My father used to pick weevils out of flour and eat them liketequila worms and say "Many a POW was greatful for the weevils in the flour ration" and then remind me they were no worse than the bugs hiding out in broccolli, Asparagus, cauliflower and blackberries as they were all organic foods.


----------



## Spinner (Jul 19, 2003)

Putting a bay leaf on top of the flour will keep weevils out. I forgot to put some in my last batch of flour and when I opened it, it was full of weevils. I sifted them out, and no, the sifter doesn't grind them up (at least mine doesn't.) A few small weevils will go thru the screen, but they're easy to spot and pick out. The rest of them will be on the screen when the flour finishes going thru the screen. Simply dump them and refill the sifter for the next batch of flour that needs to be "de-bugged". 

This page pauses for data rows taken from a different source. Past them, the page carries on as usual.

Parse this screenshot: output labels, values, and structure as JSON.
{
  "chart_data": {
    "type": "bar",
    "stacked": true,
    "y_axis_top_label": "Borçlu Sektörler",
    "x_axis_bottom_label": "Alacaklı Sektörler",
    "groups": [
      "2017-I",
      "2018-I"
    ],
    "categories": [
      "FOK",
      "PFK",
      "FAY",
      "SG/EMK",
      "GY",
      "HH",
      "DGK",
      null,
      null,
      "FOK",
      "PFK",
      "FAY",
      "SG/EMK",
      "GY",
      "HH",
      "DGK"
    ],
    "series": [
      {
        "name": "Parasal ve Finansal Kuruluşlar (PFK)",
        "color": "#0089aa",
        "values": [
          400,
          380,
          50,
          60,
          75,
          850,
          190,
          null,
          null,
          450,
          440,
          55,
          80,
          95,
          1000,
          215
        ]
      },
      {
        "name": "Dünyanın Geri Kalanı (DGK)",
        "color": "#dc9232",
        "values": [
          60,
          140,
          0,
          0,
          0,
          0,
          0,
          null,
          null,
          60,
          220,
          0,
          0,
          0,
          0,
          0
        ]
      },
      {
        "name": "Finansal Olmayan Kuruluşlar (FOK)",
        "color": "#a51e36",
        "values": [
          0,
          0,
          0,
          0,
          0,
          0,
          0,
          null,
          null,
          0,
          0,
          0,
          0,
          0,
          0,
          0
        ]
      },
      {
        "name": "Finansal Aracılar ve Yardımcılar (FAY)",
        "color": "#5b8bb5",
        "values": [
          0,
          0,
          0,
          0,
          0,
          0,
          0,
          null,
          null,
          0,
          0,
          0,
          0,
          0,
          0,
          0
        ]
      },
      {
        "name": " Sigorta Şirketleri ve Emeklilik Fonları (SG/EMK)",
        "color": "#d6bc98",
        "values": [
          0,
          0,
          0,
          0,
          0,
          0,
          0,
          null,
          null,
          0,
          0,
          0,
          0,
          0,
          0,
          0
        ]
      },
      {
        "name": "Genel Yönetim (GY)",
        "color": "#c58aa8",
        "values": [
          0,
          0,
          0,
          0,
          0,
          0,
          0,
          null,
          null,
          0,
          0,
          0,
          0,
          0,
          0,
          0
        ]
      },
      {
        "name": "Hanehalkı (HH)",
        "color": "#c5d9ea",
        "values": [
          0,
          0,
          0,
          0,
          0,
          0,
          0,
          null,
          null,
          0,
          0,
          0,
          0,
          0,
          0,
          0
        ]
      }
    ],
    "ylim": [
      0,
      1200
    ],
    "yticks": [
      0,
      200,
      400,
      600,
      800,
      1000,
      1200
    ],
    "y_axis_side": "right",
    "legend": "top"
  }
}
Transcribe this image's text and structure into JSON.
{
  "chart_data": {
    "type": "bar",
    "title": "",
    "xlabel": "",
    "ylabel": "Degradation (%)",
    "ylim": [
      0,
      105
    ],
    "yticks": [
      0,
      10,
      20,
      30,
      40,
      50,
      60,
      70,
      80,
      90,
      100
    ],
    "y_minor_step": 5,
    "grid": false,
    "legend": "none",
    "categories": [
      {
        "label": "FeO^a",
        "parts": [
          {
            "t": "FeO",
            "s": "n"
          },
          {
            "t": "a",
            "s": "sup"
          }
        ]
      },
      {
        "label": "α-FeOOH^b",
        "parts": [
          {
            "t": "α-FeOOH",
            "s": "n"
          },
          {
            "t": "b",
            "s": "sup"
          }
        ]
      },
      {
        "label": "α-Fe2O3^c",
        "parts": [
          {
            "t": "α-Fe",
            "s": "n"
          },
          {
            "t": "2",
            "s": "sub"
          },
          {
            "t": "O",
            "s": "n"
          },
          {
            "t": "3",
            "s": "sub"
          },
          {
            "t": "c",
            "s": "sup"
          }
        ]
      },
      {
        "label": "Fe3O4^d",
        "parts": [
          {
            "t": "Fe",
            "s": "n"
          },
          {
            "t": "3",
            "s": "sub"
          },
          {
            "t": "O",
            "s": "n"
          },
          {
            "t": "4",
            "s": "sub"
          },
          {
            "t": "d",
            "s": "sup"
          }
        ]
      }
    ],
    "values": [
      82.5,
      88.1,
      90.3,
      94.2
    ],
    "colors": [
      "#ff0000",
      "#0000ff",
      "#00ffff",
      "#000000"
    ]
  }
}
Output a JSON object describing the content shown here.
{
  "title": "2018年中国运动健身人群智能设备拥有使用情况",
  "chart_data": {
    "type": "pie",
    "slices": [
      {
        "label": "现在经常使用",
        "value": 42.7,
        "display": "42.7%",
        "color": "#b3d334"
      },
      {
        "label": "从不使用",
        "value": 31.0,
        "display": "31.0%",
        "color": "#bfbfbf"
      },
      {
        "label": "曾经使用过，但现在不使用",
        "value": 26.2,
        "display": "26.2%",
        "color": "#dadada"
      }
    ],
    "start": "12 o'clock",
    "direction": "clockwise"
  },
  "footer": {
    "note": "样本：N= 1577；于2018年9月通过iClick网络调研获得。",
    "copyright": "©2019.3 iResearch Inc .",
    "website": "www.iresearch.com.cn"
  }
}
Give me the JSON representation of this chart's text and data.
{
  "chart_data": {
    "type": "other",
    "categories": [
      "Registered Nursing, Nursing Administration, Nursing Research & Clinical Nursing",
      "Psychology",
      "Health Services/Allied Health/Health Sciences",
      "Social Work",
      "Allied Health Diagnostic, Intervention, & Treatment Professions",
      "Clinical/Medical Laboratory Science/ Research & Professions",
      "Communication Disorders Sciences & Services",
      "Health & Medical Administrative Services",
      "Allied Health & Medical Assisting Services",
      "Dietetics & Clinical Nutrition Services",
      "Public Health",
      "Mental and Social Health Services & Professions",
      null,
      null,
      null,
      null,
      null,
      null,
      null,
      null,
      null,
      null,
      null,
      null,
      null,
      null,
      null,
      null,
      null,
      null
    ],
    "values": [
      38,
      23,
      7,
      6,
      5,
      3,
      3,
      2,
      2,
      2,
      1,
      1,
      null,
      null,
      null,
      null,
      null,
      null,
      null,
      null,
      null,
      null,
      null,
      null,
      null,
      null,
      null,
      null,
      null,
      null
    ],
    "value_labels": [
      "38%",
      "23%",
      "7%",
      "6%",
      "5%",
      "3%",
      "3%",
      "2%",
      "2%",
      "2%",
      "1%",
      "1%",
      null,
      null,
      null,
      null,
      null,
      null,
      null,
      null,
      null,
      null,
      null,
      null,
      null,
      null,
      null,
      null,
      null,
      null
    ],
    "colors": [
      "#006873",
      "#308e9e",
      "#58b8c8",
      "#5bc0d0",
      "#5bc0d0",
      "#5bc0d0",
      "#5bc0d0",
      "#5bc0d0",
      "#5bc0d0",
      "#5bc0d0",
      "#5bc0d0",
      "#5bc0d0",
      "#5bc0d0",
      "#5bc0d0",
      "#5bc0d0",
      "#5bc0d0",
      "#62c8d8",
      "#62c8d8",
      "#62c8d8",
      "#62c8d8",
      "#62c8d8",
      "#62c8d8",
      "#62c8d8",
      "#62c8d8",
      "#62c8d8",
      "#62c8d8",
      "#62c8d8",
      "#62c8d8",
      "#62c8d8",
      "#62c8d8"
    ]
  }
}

For those of you who think it's terrible to "de-bug" flour and use it... you'd be really horrified if you followed it back to it's origins.


----------



## meanwhile (Dec 13, 2007)

You can EAT THEM??? I thought they were nasty or germy?


----------



## chickenista (Mar 24, 2007)

Yeppers. Folks have been happily eating weevils for ages.
And, hate to mention it, but you eat much worse than a clean little flour bug in every chocolate bar...


----------



## Astrid (Nov 13, 2010)

chickenista said:


> Yeppers. Folks have been happily eating weevils for ages.
> And, hate to mention it, but you eat much worse than a clean little flour bug in every chocolate bar...




Yeah, apparently there are "acceptable" levels of pus in commercial milk and insect parts in other processed food... ew.


----------



## kirkmcquest (Oct 21, 2010)

I think the idea is to freeze your flour for a few days THEN store it in tight containers, this kills the bug eggs.


----------



## ladybug (Aug 18, 2002)

This is true, there is some pretty nasty stuff in commercially processed food- we've had a problem with the moths in our rice and some small white straight things in our bags of beans. The things in the beans appear to not be insects, not sure what they are but they are in bags we've had stored for at least a year. Any idea if they are okay to eat, we've been using them with no problems but they weren't properly stored to begin with. Rice seems to still be okay but we check it all by hand now.


----------